The kicker is, I got curious one time and actually had a look at the game's code and was like "...but why". The loot generation function, while it has what I'd call coding no-nos, is still relatively straightforward. Prepare a loot array, determine the enemy, determine whether the enemy is tempted, roll for each item the enemy can drop using Math.random(), append to the loot array, and finally append some nones to the loot array, because the code elsewhere assumes there's at least 4 item slots so gotta make sure that there's always something for it to look at to decide if it should show anything in that slot or not. There's just not much here, meaning there's not much that can break, and most of the sussiest things appear elsewhere in the code in bits that do work (like you can start fights and the enemies are selected properly, and the randomness works for damage).
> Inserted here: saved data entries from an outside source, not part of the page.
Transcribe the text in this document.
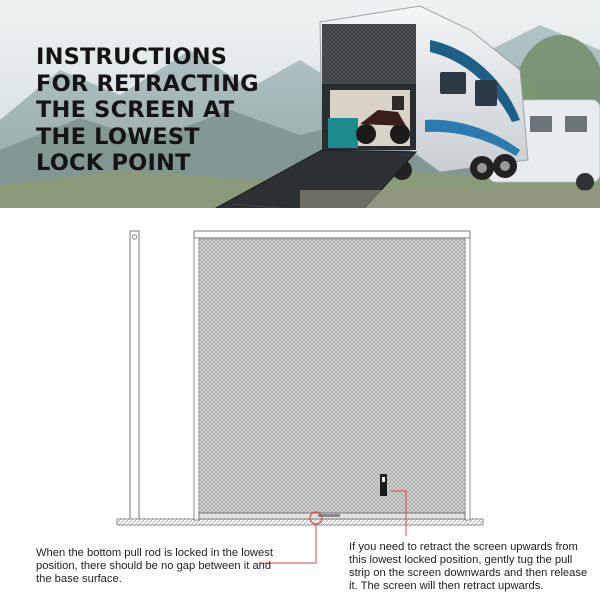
INSTRUCTIONS
FOR RETRACTING
THE SCREEN AT
THE LOWEST
LOCK POINT

When the bottom pull rod is locked in the lowest position, there should be no gap between it and the base surface.

If you need to retract the screen upwards from this lowest locked position, gently tug the pull strip on the screen downwards and then release it. The screen will then retract upwards.
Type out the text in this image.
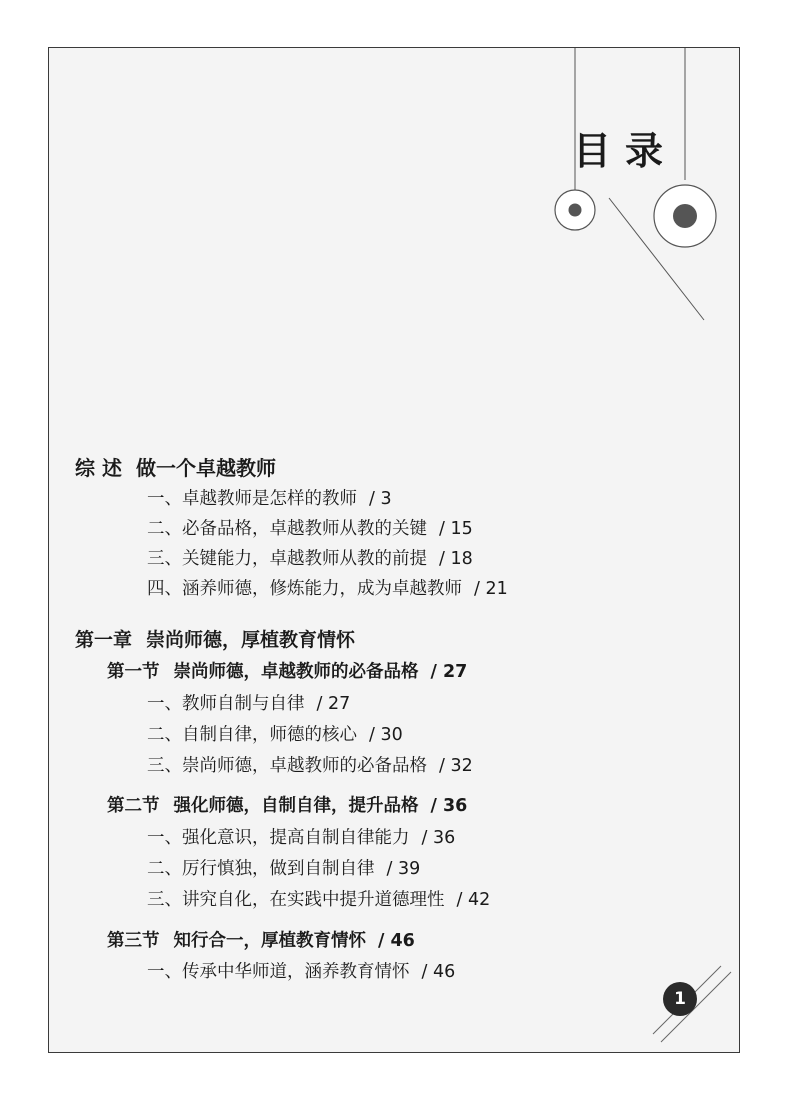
目录
综 述 做一个卓越教师
一、卓越教师是怎样的教师 / 3
二、必备品格，卓越教师从教的关键 / 15
三、关键能力，卓越教师从教的前提 / 18
四、涵养师德，修炼能力，成为卓越教师 / 21
第一章 崇尚师德，厚植教育情怀
第一节 崇尚师德，卓越教师的必备品格 / 27
一、教师自制与自律 / 27
二、自制自律，师德的核心 / 30
三、崇尚师德，卓越教师的必备品格 / 32
第二节 强化师德，自制自律，提升品格 / 36
一、强化意识，提高自制自律能力 / 36
二、厉行慎独，做到自制自律 / 39
三、讲究自化，在实践中提升道德理性 / 42
第三节 知行合一，厚植教育情怀 / 46
一、传承中华师道，涵养教育情怀 / 46
1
The only thing that comes to mind is that maybe the built in push function which in flash used to put things at the end of an array puts them in front now in the emulator, so instead of say ending the fight with ['Pink Liquid', 'Pink Liquid', 'none', 'none', 'none', 'none'] the generated loot ends up being ['none', 'none', 'none', 'none', 'Pink Liquid', 'Pink Liquid']. Then the game checks that oops the first 4 things are nones, clearly no loot has been obtained in the fight, and nothing is awarded.
This is the sort of basic assumption reversal that I'd expect many more games to break because in the emulator which worked perfectly fine in actual flash. Maybe they do, and maybe it's why? EDIT: Nope, not it! In fact when using items instead of nones it's still borked, so the problem is elsewhere. EDIT2: It's deeper still, because whatever happens between the end of combat and the loot screen also eats the "no item" text. Ah well, there goes that chance of a quick fix for android. Too bad.